We are baffled by the fact that the official Paris and the mainstream French media are taking these absurd and outlandish developments in their stride, despite being zealous defenders of freedom of speech when it comes to the countries that are not members of the elite club titled “the free world.” For some reason, the Americans have remained silent on this account, and the US State Department has not come up with any written statement. We are looking forward to it. Perhaps, they will come up with something sooner or later. It may well be that when it comes to censorship on the part of US online platforms, principles don’t matter as much.

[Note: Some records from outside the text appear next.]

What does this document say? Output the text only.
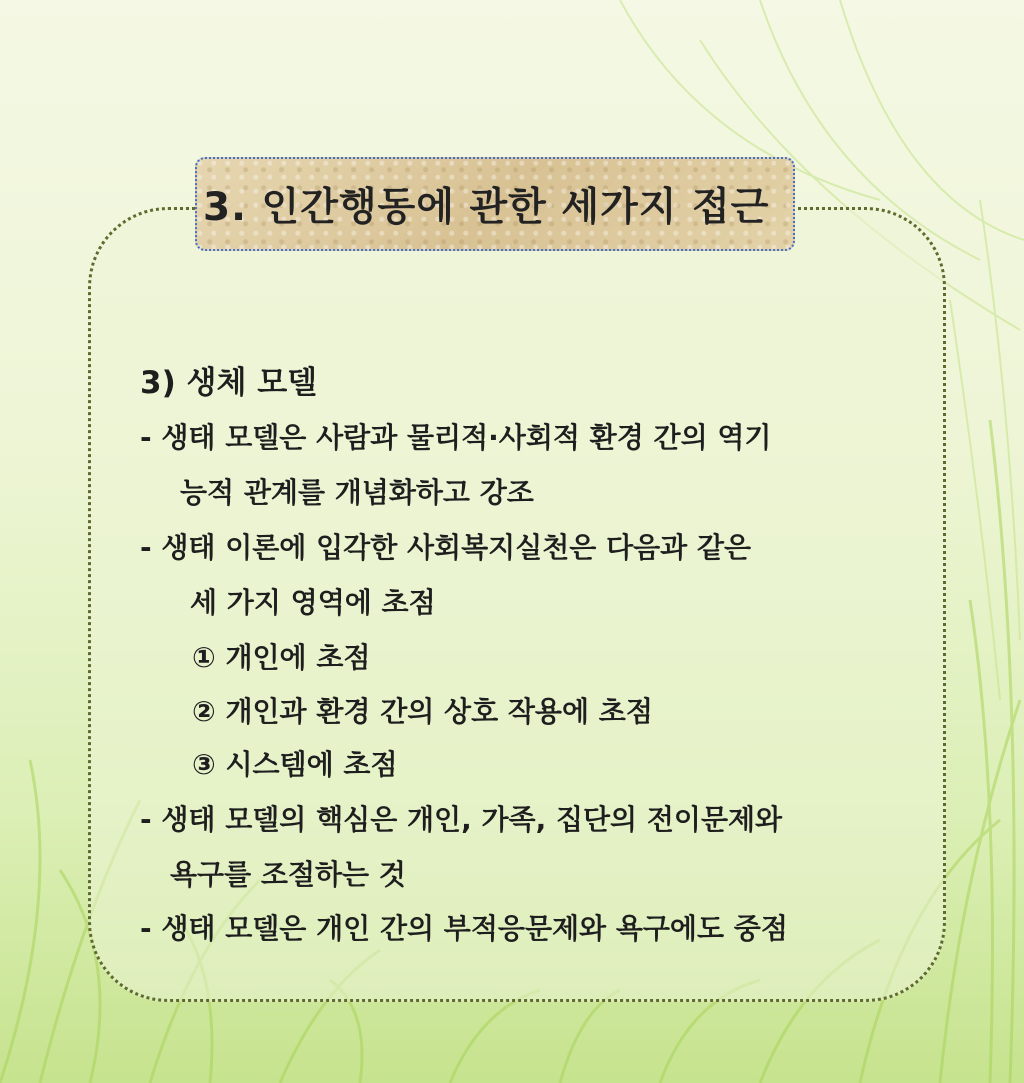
3. 인간행동에 관한 세가지 접근
3) 생체 모델
- 생태 모델은 사람과 물리적·사회적 환경 간의 역기
능적 관계를 개념화하고 강조
- 생태 이론에 입각한 사회복지실천은 다음과 같은
세 가지 영역에 초점
① 개인에 초점
② 개인과 환경 간의 상호 작용에 초점
③ 시스템에 초점
- 생태 모델의 핵심은 개인, 가족, 집단의 전이문제와
욕구를 조절하는 것
- 생태 모델은 개인 간의 부적응문제와 욕구에도 중점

To reiterate, digital dictate, censorship and even more so the use of social media as a tool for interfering in sovereign states’ affairs is unacceptable in principle, regardless of the country of origin of a platform in question. Notably, ensuring freedom of speech is the duty of any legal democratic state. The decisions must be based on law and not be hostages to the political views of any group of people. By the way, this is enshrined in the Universal Declaration of Human Rights, which our Western partners, including in the EU countries, Paris included, like to cite.
In this regard, we would like to note that the Russian media have long been accustomed to the fact that their activities abroad are subjected to censorship, and have successfully adapted to this challenging working environment. However, this doesn’t mean that we have accepted this as a norm.